In the 1980s, President Ronald Reagan used an old Russian proverb, “Trust, but verify,” when negotiating nuclear disarmament with Mikhail Gorbachev.
The resulting Intermediate-Range Nuclear Forces Treaty established an extensive verification process, which resulted in eliminating 2,692 missiles by 1991, and was followed by 10 years of active surveillance through on-site inspections.
Active surveillance of prostate cancer can produce equally beneficial results. But a shockingly low number of guys who are prescribed a “wait-and-see approach” actually get onsite inspections when they should.
A new study from the University of North Carolina found that only 15% of the 346 men who were tracked after their diagnosis with early-stage prostate cancer made follow-up appointments that adhered to recommended monitoring guidelines.
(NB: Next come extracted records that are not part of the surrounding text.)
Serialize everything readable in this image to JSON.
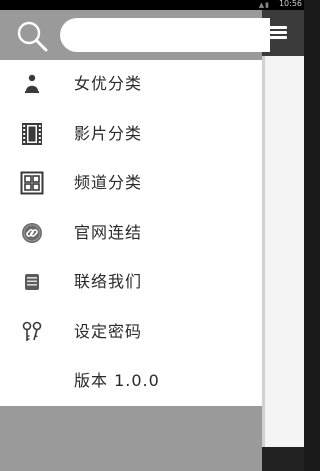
{
  "status_bar": {
    "time": "10:56",
    "icons": "signal-icon battery-icon"
  },
  "search": {
    "placeholder": ""
  },
  "menu": [
    {
      "id": "actress",
      "label": "女优分类",
      "icon": "person-icon"
    },
    {
      "id": "film",
      "label": "影片分类",
      "icon": "film-strip-icon"
    },
    {
      "id": "channel",
      "label": "频道分类",
      "icon": "grid-icon"
    },
    {
      "id": "website",
      "label": "官网连结",
      "icon": "link-icon"
    },
    {
      "id": "contact",
      "label": "联络我们",
      "icon": "message-icon"
    },
    {
      "id": "password",
      "label": "设定密码",
      "icon": "keys-icon"
    },
    {
      "id": "version",
      "label": "版本 1.0.0",
      "icon": ""
    }
  ],
  "colors": {
    "header": "#9a9a9a",
    "drawer_bg": "#ffffff",
    "app_header": "#3b3b3b",
    "text": "#2a2a2a"
  }
}
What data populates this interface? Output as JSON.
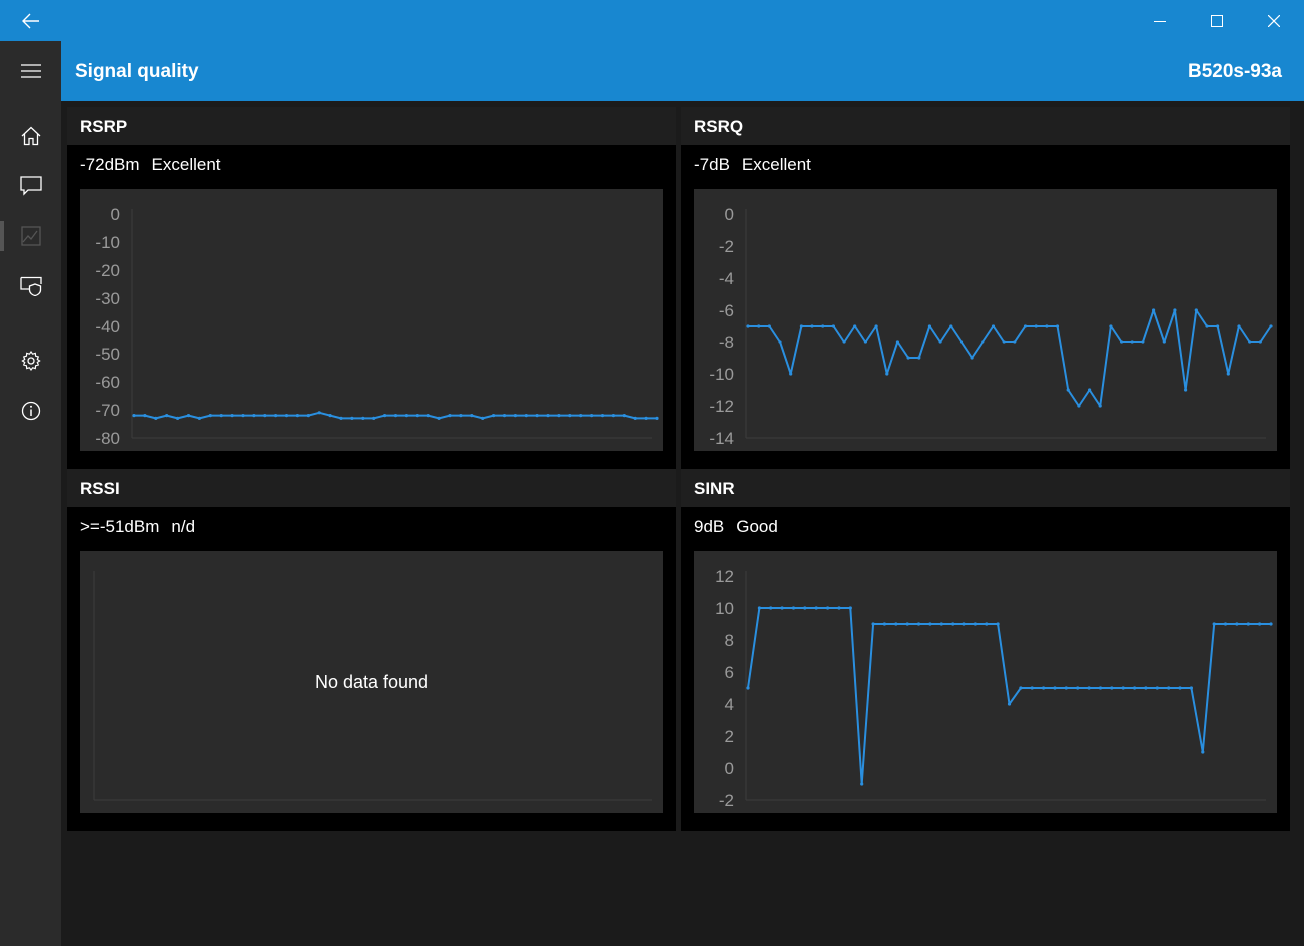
{
  "header": {
    "title": "Signal quality",
    "device": "B520s-93a"
  },
  "colors": {
    "accent": "#1887d0",
    "series": "#2a8fdf",
    "axis_text": "#9a9a9a"
  },
  "nav": {
    "items": [
      {
        "name": "home-icon"
      },
      {
        "name": "message-icon"
      },
      {
        "name": "signal-chart-icon",
        "active": true
      },
      {
        "name": "device-security-icon"
      },
      {
        "name": "gear-icon"
      },
      {
        "name": "info-icon"
      }
    ]
  },
  "panels": {
    "rsrp": {
      "title": "RSRP",
      "value": "-72dBm",
      "quality": "Excellent"
    },
    "rsrq": {
      "title": "RSRQ",
      "value": "-7dB",
      "quality": "Excellent"
    },
    "rssi": {
      "title": "RSSI",
      "value": ">=-51dBm",
      "quality": "n/d",
      "empty_text": "No data found"
    },
    "sinr": {
      "title": "SINR",
      "value": "9dB",
      "quality": "Good"
    }
  },
  "chart_data": [
    {
      "id": "rsrp",
      "type": "line",
      "ylim": [
        -80,
        0
      ],
      "yticks": [
        "0",
        "-10",
        "-20",
        "-30",
        "-40",
        "-50",
        "-60",
        "-70",
        "-80"
      ],
      "values": [
        -72,
        -72,
        -73,
        -72,
        -73,
        -72,
        -73,
        -72,
        -72,
        -72,
        -72,
        -72,
        -72,
        -72,
        -72,
        -72,
        -72,
        -71,
        -72,
        -73,
        -73,
        -73,
        -73,
        -72,
        -72,
        -72,
        -72,
        -72,
        -73,
        -72,
        -72,
        -72,
        -73,
        -72,
        -72,
        -72,
        -72,
        -72,
        -72,
        -72,
        -72,
        -72,
        -72,
        -72,
        -72,
        -72,
        -73,
        -73,
        -73
      ]
    },
    {
      "id": "rsrq",
      "type": "line",
      "ylim": [
        -14,
        0
      ],
      "yticks": [
        "0",
        "-2",
        "-4",
        "-6",
        "-8",
        "-10",
        "-12",
        "-14"
      ],
      "values": [
        -7,
        -7,
        -7,
        -8,
        -10,
        -7,
        -7,
        -7,
        -7,
        -8,
        -7,
        -8,
        -7,
        -10,
        -8,
        -9,
        -9,
        -7,
        -8,
        -7,
        -8,
        -9,
        -8,
        -7,
        -8,
        -8,
        -7,
        -7,
        -7,
        -7,
        -11,
        -12,
        -11,
        -12,
        -7,
        -8,
        -8,
        -8,
        -6,
        -8,
        -6,
        -11,
        -6,
        -7,
        -7,
        -10,
        -7,
        -8,
        -8,
        -7
      ]
    },
    {
      "id": "rssi",
      "type": "line",
      "values": []
    },
    {
      "id": "sinr",
      "type": "line",
      "ylim": [
        -2,
        12
      ],
      "yticks": [
        "12",
        "10",
        "8",
        "6",
        "4",
        "2",
        "0",
        "-2"
      ],
      "values": [
        5,
        10,
        10,
        10,
        10,
        10,
        10,
        10,
        10,
        10,
        -1,
        9,
        9,
        9,
        9,
        9,
        9,
        9,
        9,
        9,
        9,
        9,
        9,
        4,
        5,
        5,
        5,
        5,
        5,
        5,
        5,
        5,
        5,
        5,
        5,
        5,
        5,
        5,
        5,
        5,
        1,
        9,
        9,
        9,
        9,
        9,
        9
      ]
    }
  ]
}
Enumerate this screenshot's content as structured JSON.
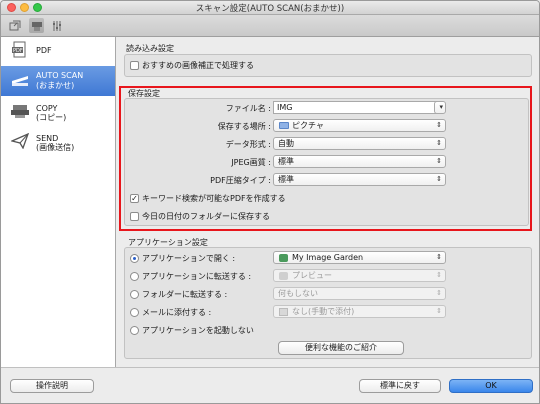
{
  "window": {
    "title": "スキャン設定(AUTO SCAN(おまかせ))"
  },
  "toolbar": {
    "icons": [
      "scan-from-computer-icon",
      "scan-from-panel-icon",
      "general-settings-icon"
    ]
  },
  "sidebar": {
    "items": [
      {
        "label1": "PDF",
        "label2": "",
        "icon": "pdf-icon"
      },
      {
        "label1": "AUTO SCAN",
        "label2": "(おまかせ)",
        "icon": "scanner-icon"
      },
      {
        "label1": "COPY",
        "label2": "(コピー)",
        "icon": "copy-icon"
      },
      {
        "label1": "SEND",
        "label2": "(画像送信)",
        "icon": "send-icon"
      }
    ]
  },
  "read_settings": {
    "title": "読み込み設定",
    "recommended_correction": "おすすめの画像補正で処理する"
  },
  "save_settings": {
    "title": "保存設定",
    "file_name_label": "ファイル名 :",
    "file_name_value": "IMG",
    "save_location_label": "保存する場所 :",
    "save_location_value": "ピクチャ",
    "data_format_label": "データ形式 :",
    "data_format_value": "自動",
    "jpeg_quality_label": "JPEG画質 :",
    "jpeg_quality_value": "標準",
    "pdf_compression_label": "PDF圧縮タイプ :",
    "pdf_compression_value": "標準",
    "keyword_pdf": "キーワード検索が可能なPDFを作成する",
    "date_folder": "今日の日付のフォルダーに保存する"
  },
  "app_settings": {
    "title": "アプリケーション設定",
    "open_with_label": "アプリケーションで開く :",
    "open_with_value": "My Image Garden",
    "transfer_app_label": "アプリケーションに転送する :",
    "transfer_app_value": "プレビュー",
    "transfer_folder_label": "フォルダーに転送する :",
    "transfer_folder_value": "何もしない",
    "attach_mail_label": "メールに添付する :",
    "attach_mail_value": "なし(手動で添付)",
    "no_launch_label": "アプリケーションを起動しない",
    "features_button": "便利な機能のご紹介"
  },
  "footer": {
    "instructions": "操作説明",
    "defaults": "標準に戻す",
    "ok": "OK"
  },
  "colors": {
    "selection": "#3f78d4",
    "highlight_border": "#e8161c",
    "ok_button": "#3a86eb"
  }
}
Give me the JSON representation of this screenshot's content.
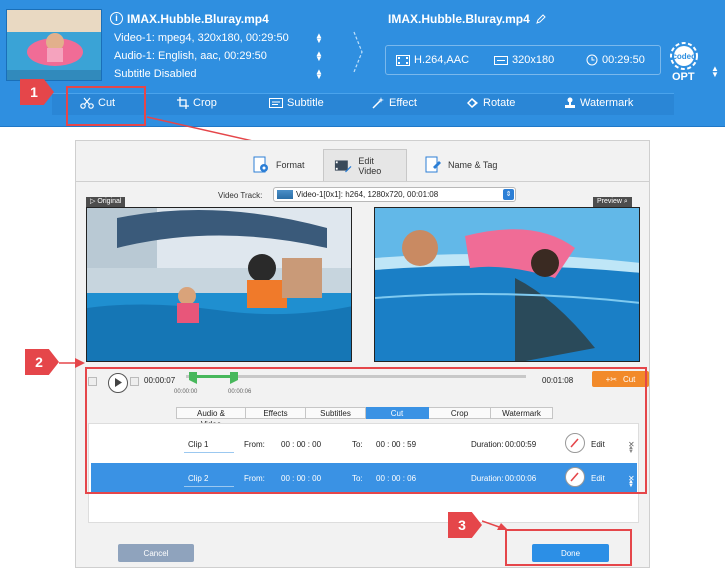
{
  "source": {
    "file_name": "IMAX.Hubble.Bluray.mp4",
    "video_track": "Video-1: mpeg4, 320x180, 00:29:50",
    "audio_track": "Audio-1: English, aac, 00:29:50",
    "subtitle": "Subtitle Disabled"
  },
  "output": {
    "file_name": "IMAX.Hubble.Bluray.mp4",
    "codec": "H.264,AAC",
    "resolution": "320x180",
    "duration": "00:29:50",
    "codec_badge": "codec",
    "opt_label": "OPT"
  },
  "toolbar": {
    "items": [
      {
        "label": "Cut",
        "icon": "scissors-icon"
      },
      {
        "label": "Crop",
        "icon": "crop-icon"
      },
      {
        "label": "Subtitle",
        "icon": "subtitle-icon"
      },
      {
        "label": "Effect",
        "icon": "effect-wand-icon"
      },
      {
        "label": "Rotate",
        "icon": "rotate-icon"
      },
      {
        "label": "Watermark",
        "icon": "watermark-stamp-icon"
      }
    ]
  },
  "callouts": {
    "step1": "1",
    "step2": "2",
    "step3": "3",
    "color": "#e5464a"
  },
  "dialog": {
    "tabs": [
      {
        "label": "Format",
        "icon": "format-settings-icon"
      },
      {
        "label": "Edit Video",
        "icon": "edit-video-icon"
      },
      {
        "label": "Name & Tag",
        "icon": "name-tag-icon"
      }
    ],
    "active_tab": "Edit Video",
    "video_track_label": "Video Track:",
    "video_track_value": "Video-1[0x1]: h264, 1280x720, 00:01:08",
    "original_label": "Original",
    "preview_label": "Preview",
    "timeline": {
      "current_time": "00:00:07",
      "end_time": "00:01:08",
      "marker_start": "00:00:00",
      "marker_end": "00:00:06",
      "cut_button": "Cut"
    },
    "subtabs": [
      "Audio & Video",
      "Effects",
      "Subtitles",
      "Cut",
      "Crop",
      "Watermark"
    ],
    "active_subtab": "Cut",
    "clips": [
      {
        "name": "Clip 1",
        "from_label": "From:",
        "from": "00 : 00 : 00",
        "to_label": "To:",
        "to": "00 : 00 : 59",
        "duration_label": "Duration:",
        "duration": "00:00:59",
        "edit": "Edit"
      },
      {
        "name": "Clip 2",
        "from_label": "From:",
        "from": "00 : 00 : 00",
        "to_label": "To:",
        "to": "00 : 00 : 06",
        "duration_label": "Duration:",
        "duration": "00:00:06",
        "edit": "Edit"
      }
    ],
    "cancel_button": "Cancel",
    "done_button": "Done"
  },
  "colors": {
    "panel_blue": "#2f8fe0",
    "accent_blue": "#3a92e4",
    "cut_orange": "#f28a2a",
    "highlight_red": "#e5464a"
  }
}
Those guidelines include getting a prostate-specific antigen (PSA) test every six months, a digital rectal exam annually, and repeat biopsies every 18 months following diagnosis.
If you've been diagnosed with early-stage prostate cancer, those follow-up appointments allow your doctor to discover if (and when) the cancer starts to progress.
Then you'll know that active surveillance should end, and active — and very effective — treatment should begin.
It may make you anxious to get those checkups, but there'll be a lot more anxiety if your cancer is left unchecked.
Our suggestion: Make those first two PSA-test appointments immediately upon diagnosis, and get the digital rectal exam at the second one. Then put all future surveillance into your smartphone calendar with a reminder to make appointments or to keep them.